What stunned people around the NBA most about the firing of coach Michael Malone and GM Calvin Booth in Denver was not the act itself: Malone was thought to be in trouble if the Nuggets didn't make a deep playoff run, and Booth had tried to negotiate a new contract all season long and not gotten one, a bad sign.
It was the timing that confused everyone — who fires a coach with three games and less than a week left in the regular season?
It turns out that team president Josh Kroenke wanted to make this move around the All-Star break, but the team won eight in a row, leading into it, reports Tim MacMahon and Ramona Shelburne at ESPN.
Kroenke made the decision to fire Malone and Booth late Sunday night, sources told ESPN. It wasn't the first time this season that Kroenke seriously pondered parting ways with the winningest coach in franchise history and the executive who had put together the final pieces of the Nuggets' championship puzzle.

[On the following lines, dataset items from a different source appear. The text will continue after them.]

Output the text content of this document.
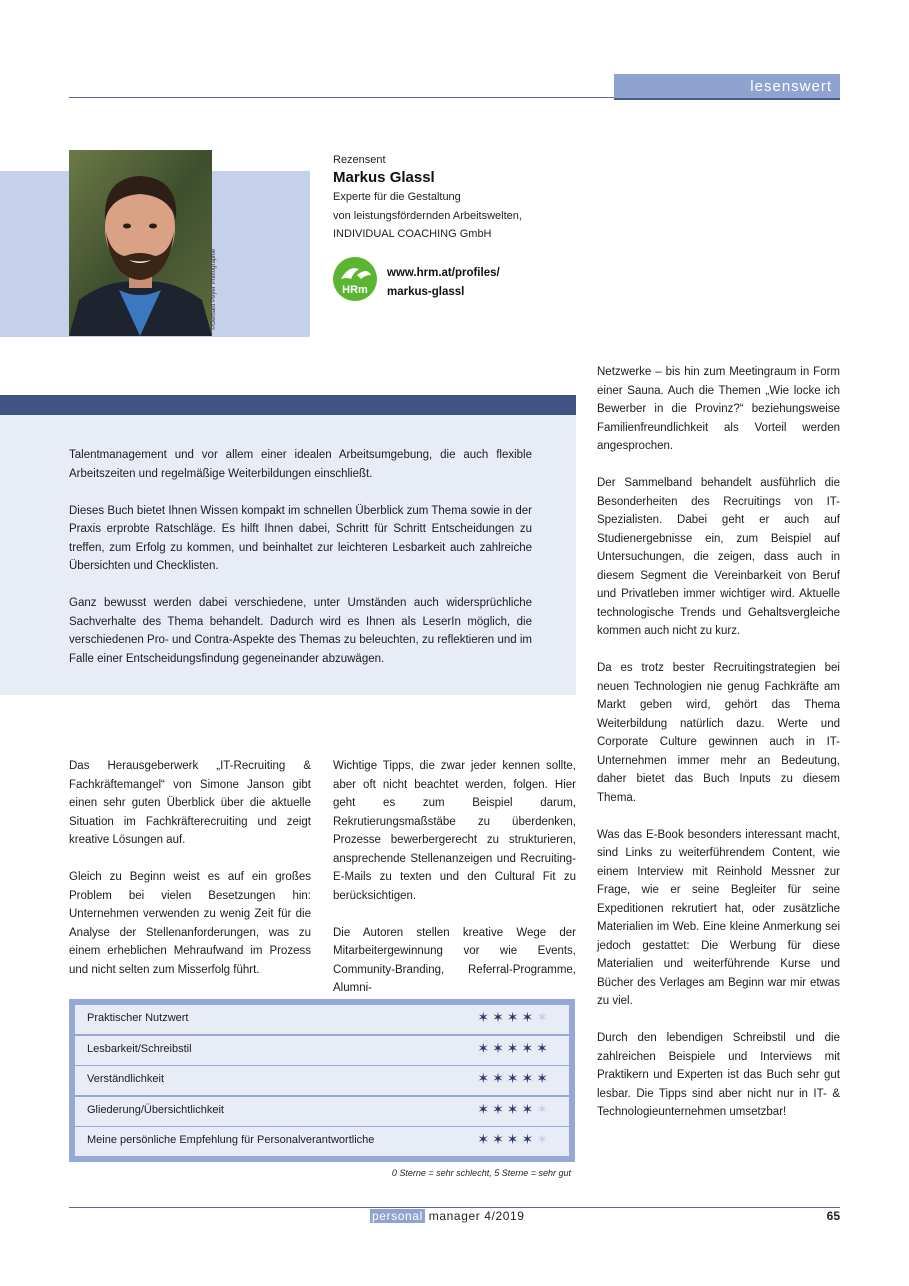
lesenswert
©Gerhard Peyer Photographie
Rezensent
Markus Glassl
Experte für die Gestaltung
von leistungsfördernden Arbeitswelten,
INDIVIDUAL COACHING GmbH
HRm
www.hrm.at/profiles/
markus-glassl

Talentmanagement und vor allem einer idealen Arbeitsumgebung, die auch flexible Arbeitszeiten und regelmäßige Weiterbildungen einschließt.

Dieses Buch bietet Ihnen Wissen kompakt im schnellen Überblick zum Thema sowie in der Praxis erprobte Ratschläge. Es hilft Ihnen dabei, Schritt für Schritt Entscheidungen zu treffen, zum Erfolg zu kommen, und beinhaltet zur leichteren Lesbarkeit auch zahlreiche Übersichten und Checklisten.

Ganz bewusst werden dabei verschiedene, unter Umständen auch widersprüchliche Sachverhalte des Thema behandelt. Dadurch wird es Ihnen als LeserIn möglich, die verschiedenen Pro- und Contra-Aspekte des Themas zu beleuchten, zu reflektieren und im Falle einer Entscheidungsfindung gegeneinander abzuwägen.

Das Herausgeberwerk „IT-Recruiting & Fachkräftemangel“ von Simone Janson gibt einen sehr guten Überblick über die aktuelle Situation im Fachkräfterecruiting und zeigt kreative Lösungen auf.

Gleich zu Beginn weist es auf ein großes Problem bei vielen Besetzungen hin: Unternehmen verwenden zu wenig Zeit für die Analyse der Stellenanforderungen, was zu einem erheblichen Mehraufwand im Prozess und nicht selten zum Misserfolg führt.

Wichtige Tipps, die zwar jeder kennen sollte, aber oft nicht beachtet werden, folgen. Hier geht es zum Beispiel darum, Rekrutierungsmaßstäbe zu überdenken, Prozesse bewerbergerecht zu strukturieren, ansprechende Stellenanzeigen und Recruiting-E-Mails zu texten und den Cultural Fit zu berücksichtigen.

Die Autoren stellen kreative Wege der Mitarbeitergewinnung vor wie Events, Community-Branding, Referral-Programme, Alumni-

Netzwerke – bis hin zum Meetingraum in Form einer Sauna. Auch die Themen „Wie locke ich Bewerber in die Provinz?“ beziehungsweise Familienfreundlichkeit als Vorteil werden angesprochen.

Der Sammelband behandelt ausführlich die Besonderheiten des Recruitings von IT-Spezialisten. Dabei geht er auch auf Studienergebnisse ein, zum Beispiel auf Untersuchungen, die zeigen, dass auch in diesem Segment die Vereinbarkeit von Beruf und Privatleben immer wichtiger wird. Aktuelle technologische Trends und Gehaltsvergleiche kommen auch nicht zu kurz.

Da es trotz bester Recruitingstrategien bei neuen Technologien nie genug Fachkräfte am Markt geben wird, gehört das Thema Weiterbildung natürlich dazu. Werte und Corporate Culture gewinnen auch in IT-Unternehmen immer mehr an Bedeutung, daher bietet das Buch Inputs zu diesem Thema.

Was das E-Book besonders interessant macht, sind Links zu weiterführendem Content, wie einem Interview mit Reinhold Messner zur Frage, wie er seine Begleiter für seine Expeditionen rekrutiert hat, oder zusätzliche Materialien im Web. Eine kleine Anmerkung sei jedoch gestattet: Die Werbung für diese Materialien und weiterführende Kurse und Bücher des Verlages am Beginn war mir etwas zu viel.

Durch den lebendigen Schreibstil und die zahlreichen Beispiele und Interviews mit Praktikern und Experten ist das Buch sehr gut lesbar. Die Tipps sind aber nicht nur in IT- & Technologieunternehmen umsetzbar!

Praktischer Nutzwert	✶✶✶✶✶
Lesbarkeit/Schreibstil	✶✶✶✶✶
Verständlichkeit	✶✶✶✶✶
Gliederung/Übersichtlichkeit	✶✶✶✶✶
Meine persönliche Empfehlung für Personalverantwortliche	✶✶✶✶✶
0 Sterne = sehr schlecht, 5 Sterne = sehr gut
personal manager 4/2019	65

Kroenke wanted to clean house at the All-Star break, sources said, but an eight-game winning streak spared Malone and Booth.
Tension between a GM and coach is natural — every coach wants players who can help win now, and every GM has to think about the future, not just the present. In Denver, that tension had spiraled, grown toxic, and divided the entire organization into two camps. Kroenke felt he had to make a move — and he probably did at some point — and he couldn't let one side "win." Everyone had to go.
Still, with less than a week to go in the season, the timing seems likely to undercut a hoped-for playoff run.
A couple of other notes from ESPN:
• The players were caught in the middle of the Malone vs. Booth tug of war and were not happy, and that showed on the court with inconsistent play. One source put it this way:
"The players were freakin' miserable, man. You could see it. The effort would come and go. I just wish it happened sooner. We wouldn't be in this mess."
• Maybe the least surprising news: Malone did not take the news well, ESPN's Brian Windhorst said on his The Hoop Collective podcast:
"It got out pretty quickly in the NBA that Michael Malone's reaction to being fired was not calm, which is not a surprise. I don't blame him."